Inventory of River Restoration Measures: Effects, Costs, and Benefits
The deliverable 'Inventory of River Restoration Measures: Effects, Costs, and Benefits' was published in January 2014 as part of the FP7 REFORM project. Scientists at Ecologic Institute led the work in collaboration with several European partners, including economists and ecologists. The information in the deliverable will help river basin managers by providing examples of how representative data on the costs and benefits of river restoration can be gathered and analysed to support the drafting of programmes of measures for the implementation of the EU Water Framework Directive. The deliverable is available for download.
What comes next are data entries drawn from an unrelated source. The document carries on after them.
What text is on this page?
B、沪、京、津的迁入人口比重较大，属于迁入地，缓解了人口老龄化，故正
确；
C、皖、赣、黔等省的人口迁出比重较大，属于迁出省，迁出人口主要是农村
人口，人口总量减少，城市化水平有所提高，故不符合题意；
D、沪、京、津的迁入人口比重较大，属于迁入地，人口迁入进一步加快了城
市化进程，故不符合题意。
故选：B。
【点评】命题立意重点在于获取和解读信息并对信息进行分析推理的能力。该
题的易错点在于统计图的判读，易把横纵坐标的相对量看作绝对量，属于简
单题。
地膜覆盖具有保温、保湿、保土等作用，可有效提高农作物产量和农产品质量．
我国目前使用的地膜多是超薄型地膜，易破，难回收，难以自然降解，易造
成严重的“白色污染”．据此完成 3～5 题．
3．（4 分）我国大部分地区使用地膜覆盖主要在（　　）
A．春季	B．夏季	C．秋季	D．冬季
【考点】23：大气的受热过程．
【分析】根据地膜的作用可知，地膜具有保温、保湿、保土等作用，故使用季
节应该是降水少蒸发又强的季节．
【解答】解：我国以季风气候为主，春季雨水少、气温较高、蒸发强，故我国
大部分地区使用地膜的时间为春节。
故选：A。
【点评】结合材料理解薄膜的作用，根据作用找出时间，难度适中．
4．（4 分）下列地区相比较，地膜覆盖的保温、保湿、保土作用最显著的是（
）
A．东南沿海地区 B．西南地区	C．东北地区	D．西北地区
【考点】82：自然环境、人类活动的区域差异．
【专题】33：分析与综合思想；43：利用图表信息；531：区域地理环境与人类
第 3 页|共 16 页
The deliverable reviewed the literature on the effects, costs, and benefits of river restoration and collected these in a database to empirically investigate the costs and benefits of river restoration measures throughout Europe. Also, to inform future cost-benefit analysis, descriptions of the specific hydromorphological measures found in the database and their potential impact on aquatic plants, macroinvertebrates, and fish were provided.
The cost database assembled for the deliverable contained cost data for 766 restoration projects from Germany (n=454), Spain (n=228), the United Kingdom (n=54), and the Netherlands (n=30). The cost data for most measures varied considerably, which restricted the conclusions that could be drawn from the database. This suggests that investing efforts in gathering and incorporating cost information into decision making is a prerequisite to increase the efficiency of river restoration activities.
Ecosystem services resulting from hydromorphological river restoration were evaluated as the environmental benefits provided by restored river ecosystems and riparian zones. As a rule, a restoration project was treated as a bundle of ecosystem services, which made it very difficult to determine values for these services individually or as a whole. The majority of the economic benefits studies reviewed assumed that local households were the main beneficiaries of river restoration.
The deliverable is also available to download free of charge on the REFORM project website. These results will be used to guide cost-benefit analysis in a forthcoming REFORM deliverable.